Two other D.C. private bar lawyers threw their names into the mix for 4th Circuit evaluation—Covington & Burling partner Michael Baxter and Holland & Knight senior counsel Sharon Eubanks. The VSB determined Baxter, a bankruptcy law specialist, was qualified to serve on the appeals court; Eubanks, a former Justice Department commercial litigation lawyer, was deemed not qualified. The VSB rated as qualified the Justice Department's Lisa Jones, assistant chief of the Appellate Section in the Environment and Natural Resources Division.
Senators Webb and Warner asked the VSB to consider Virginia residents, whether or not the lawyer or judge is a member of the state bar. Circuit judges (except for judges on the D.C. Circuit) must live in the circuit. Millett, Baxter, and Eubanks are not members of the Virginia bar; Simpson is a member. Millett plans to take the Virginia bar exam in July.
The VSB, which does not make recommendations, also deemed two others highly qualified to serve on the 4th Circuit: Virginia Supreme Court Justice Barbara Keenan and state Sen. John Edwards (D-Roanoke). Keenan garnered unanimous VSB support for her highly qualified designation.
VSB committee members met last week to interview candidates for the 4th Circuit. The screening process included a background investigation in which VSB committee members talk with judges and lawyers who are familiar with the candidate.
The financial problems that plagued some of President Obama’s cabinet picks prompted the VSB committee members to start each candidate interview with questions about liens and taxes. The VSB apparently was looking to stave off any problems down the road. The questions included: Do you have any tax issues that you think this committee should know about? Have you ever had a civil judgment entered against you? Have you ever been sanctioned by a government, administrative, or regulatory agency?
The VSB reported, somewhat cryptically: “These questions did elicit some information from the candidates.”
The background investigation on Simpson, according to the VSB report, noted clients followed him from Ross, Dixon & Bell to Wiley Rein when he joined the firm in September 2008. Committee members said they were impressed by Simpson, an adjunct instructor in trial advocacy at the University of Virginia Law School. “He is a brilliant person and an extremely hard worker,” the VSB committee members reported.

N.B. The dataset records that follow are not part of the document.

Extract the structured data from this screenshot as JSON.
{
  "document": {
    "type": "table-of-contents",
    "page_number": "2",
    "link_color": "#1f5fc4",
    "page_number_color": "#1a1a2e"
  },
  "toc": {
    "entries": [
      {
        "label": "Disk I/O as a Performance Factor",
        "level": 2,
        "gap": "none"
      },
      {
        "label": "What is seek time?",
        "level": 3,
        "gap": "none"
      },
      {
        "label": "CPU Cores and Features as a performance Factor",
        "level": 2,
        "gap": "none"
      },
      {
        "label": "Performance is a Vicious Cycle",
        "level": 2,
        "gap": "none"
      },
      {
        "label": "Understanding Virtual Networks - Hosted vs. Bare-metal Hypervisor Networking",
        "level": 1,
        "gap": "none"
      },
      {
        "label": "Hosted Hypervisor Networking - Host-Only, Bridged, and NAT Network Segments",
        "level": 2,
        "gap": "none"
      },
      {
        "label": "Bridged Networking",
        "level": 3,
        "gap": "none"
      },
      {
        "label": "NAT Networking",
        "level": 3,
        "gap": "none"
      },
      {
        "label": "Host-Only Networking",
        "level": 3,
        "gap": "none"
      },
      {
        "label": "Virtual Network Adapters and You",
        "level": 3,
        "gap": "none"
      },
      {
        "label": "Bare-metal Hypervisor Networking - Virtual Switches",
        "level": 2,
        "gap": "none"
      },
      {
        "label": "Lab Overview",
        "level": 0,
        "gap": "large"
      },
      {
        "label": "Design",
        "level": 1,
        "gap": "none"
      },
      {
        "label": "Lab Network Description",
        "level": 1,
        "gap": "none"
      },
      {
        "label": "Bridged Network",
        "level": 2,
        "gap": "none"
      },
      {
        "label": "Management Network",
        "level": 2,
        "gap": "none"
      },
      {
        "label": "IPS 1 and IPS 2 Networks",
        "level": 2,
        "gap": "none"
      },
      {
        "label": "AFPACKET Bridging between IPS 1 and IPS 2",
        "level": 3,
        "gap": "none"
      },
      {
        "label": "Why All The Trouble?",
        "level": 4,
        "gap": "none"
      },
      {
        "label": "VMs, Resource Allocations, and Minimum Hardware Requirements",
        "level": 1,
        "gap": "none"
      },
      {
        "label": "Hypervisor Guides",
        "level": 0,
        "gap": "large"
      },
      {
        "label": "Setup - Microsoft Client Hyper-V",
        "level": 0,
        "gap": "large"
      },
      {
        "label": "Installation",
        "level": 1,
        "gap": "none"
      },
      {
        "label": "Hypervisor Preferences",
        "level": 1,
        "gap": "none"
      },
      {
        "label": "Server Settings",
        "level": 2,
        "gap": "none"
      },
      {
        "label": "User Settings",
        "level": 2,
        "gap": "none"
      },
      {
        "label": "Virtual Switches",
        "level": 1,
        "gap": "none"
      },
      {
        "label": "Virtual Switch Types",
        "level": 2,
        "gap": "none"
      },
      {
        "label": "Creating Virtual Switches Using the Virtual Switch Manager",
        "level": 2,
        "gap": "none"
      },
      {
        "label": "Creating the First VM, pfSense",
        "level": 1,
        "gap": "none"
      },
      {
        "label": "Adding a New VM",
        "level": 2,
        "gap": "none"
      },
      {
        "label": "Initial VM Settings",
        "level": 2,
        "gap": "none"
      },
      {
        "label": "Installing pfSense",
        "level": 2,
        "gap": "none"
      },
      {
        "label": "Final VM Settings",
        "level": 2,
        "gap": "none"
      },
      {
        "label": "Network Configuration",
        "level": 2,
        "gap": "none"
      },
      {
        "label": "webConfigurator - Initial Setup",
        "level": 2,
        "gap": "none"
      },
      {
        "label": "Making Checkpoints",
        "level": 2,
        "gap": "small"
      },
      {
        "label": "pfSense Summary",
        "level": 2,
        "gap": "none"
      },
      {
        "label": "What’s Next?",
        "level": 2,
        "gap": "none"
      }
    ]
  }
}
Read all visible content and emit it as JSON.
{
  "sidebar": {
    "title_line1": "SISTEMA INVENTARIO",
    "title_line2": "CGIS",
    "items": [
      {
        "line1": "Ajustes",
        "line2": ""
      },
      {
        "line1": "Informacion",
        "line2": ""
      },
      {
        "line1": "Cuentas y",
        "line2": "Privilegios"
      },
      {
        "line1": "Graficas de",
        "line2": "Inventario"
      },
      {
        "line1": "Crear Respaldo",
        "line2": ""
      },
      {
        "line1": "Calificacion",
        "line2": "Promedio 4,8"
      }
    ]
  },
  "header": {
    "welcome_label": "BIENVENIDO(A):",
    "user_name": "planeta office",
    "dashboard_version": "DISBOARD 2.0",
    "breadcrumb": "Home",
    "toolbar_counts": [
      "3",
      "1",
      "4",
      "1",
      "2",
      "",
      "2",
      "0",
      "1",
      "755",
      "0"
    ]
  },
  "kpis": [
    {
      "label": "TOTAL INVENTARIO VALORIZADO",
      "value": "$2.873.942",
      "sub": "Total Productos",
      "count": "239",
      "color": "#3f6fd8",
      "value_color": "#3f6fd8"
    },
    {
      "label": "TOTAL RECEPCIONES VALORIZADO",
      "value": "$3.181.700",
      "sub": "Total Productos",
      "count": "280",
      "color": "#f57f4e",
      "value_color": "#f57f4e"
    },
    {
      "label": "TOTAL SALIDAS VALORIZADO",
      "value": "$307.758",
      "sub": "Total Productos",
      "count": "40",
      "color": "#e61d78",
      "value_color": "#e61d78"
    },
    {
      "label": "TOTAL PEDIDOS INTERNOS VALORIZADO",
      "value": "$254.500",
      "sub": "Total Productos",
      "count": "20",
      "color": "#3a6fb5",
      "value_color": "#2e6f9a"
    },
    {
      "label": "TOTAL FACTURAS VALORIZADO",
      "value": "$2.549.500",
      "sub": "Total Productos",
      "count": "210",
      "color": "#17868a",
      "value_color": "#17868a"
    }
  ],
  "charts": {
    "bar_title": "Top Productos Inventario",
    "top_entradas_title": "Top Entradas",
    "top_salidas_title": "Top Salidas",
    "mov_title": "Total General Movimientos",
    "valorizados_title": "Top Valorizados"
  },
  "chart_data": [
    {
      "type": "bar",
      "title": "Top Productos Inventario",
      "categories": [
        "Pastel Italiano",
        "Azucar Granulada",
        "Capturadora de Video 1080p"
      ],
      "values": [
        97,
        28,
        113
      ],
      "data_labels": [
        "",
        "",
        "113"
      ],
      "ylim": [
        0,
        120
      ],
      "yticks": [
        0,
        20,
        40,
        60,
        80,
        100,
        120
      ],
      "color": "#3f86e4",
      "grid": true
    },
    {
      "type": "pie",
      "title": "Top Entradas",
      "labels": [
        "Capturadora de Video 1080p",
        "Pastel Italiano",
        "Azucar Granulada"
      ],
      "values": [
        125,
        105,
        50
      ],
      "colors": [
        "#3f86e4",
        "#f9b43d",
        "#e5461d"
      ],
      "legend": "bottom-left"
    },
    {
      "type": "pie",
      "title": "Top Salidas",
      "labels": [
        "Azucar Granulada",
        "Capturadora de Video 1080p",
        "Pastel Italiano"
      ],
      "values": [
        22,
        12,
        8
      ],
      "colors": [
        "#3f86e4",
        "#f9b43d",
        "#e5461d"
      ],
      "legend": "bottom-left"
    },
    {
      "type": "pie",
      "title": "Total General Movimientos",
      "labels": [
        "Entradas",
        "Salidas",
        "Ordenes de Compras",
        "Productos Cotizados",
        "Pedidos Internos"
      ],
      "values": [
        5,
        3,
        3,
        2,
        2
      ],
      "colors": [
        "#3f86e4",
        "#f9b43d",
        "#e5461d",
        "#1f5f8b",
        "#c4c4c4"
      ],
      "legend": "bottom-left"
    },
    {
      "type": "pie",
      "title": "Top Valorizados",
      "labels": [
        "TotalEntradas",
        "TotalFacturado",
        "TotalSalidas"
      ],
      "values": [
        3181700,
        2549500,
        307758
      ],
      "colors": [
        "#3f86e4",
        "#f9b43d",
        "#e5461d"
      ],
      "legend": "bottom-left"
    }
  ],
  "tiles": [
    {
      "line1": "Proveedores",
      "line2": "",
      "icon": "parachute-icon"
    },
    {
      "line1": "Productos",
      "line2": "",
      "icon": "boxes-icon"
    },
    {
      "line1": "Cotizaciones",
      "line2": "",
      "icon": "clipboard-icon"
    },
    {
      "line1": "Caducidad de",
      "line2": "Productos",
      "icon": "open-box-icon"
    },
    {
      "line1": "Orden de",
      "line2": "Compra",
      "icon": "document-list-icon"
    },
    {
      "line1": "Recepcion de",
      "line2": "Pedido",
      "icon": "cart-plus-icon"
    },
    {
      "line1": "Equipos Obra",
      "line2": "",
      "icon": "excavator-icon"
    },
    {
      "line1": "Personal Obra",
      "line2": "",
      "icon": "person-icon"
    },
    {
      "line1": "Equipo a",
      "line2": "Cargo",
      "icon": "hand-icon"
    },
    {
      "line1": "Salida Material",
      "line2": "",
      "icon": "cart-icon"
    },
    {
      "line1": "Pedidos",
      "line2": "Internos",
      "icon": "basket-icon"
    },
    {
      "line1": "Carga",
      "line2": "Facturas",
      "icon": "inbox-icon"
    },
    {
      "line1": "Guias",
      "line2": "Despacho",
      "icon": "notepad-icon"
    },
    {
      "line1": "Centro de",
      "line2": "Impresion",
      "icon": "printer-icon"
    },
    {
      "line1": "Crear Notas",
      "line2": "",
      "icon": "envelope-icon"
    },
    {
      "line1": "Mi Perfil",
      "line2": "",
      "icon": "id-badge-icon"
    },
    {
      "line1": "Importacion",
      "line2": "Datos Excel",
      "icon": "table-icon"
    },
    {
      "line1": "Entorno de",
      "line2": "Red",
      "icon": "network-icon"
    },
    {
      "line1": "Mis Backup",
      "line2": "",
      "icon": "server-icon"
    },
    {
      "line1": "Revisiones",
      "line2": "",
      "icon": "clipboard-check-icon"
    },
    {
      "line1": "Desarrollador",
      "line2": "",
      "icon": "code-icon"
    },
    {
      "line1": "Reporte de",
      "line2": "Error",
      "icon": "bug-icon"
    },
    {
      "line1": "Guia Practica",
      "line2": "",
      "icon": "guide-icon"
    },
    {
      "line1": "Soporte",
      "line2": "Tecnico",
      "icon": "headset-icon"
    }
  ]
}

The VSB noted a comment that came up in the background investigation of Millett—her modesty. “Despite the fact that she has argued almost as many cases before the United States Supreme Court as any woman alive, Ms. Millett’s comments displayed her modesty and at times, self-deprecation,” the VSB reported. The VSB praised Millett’s sharp writing and “heightened legal intellect.”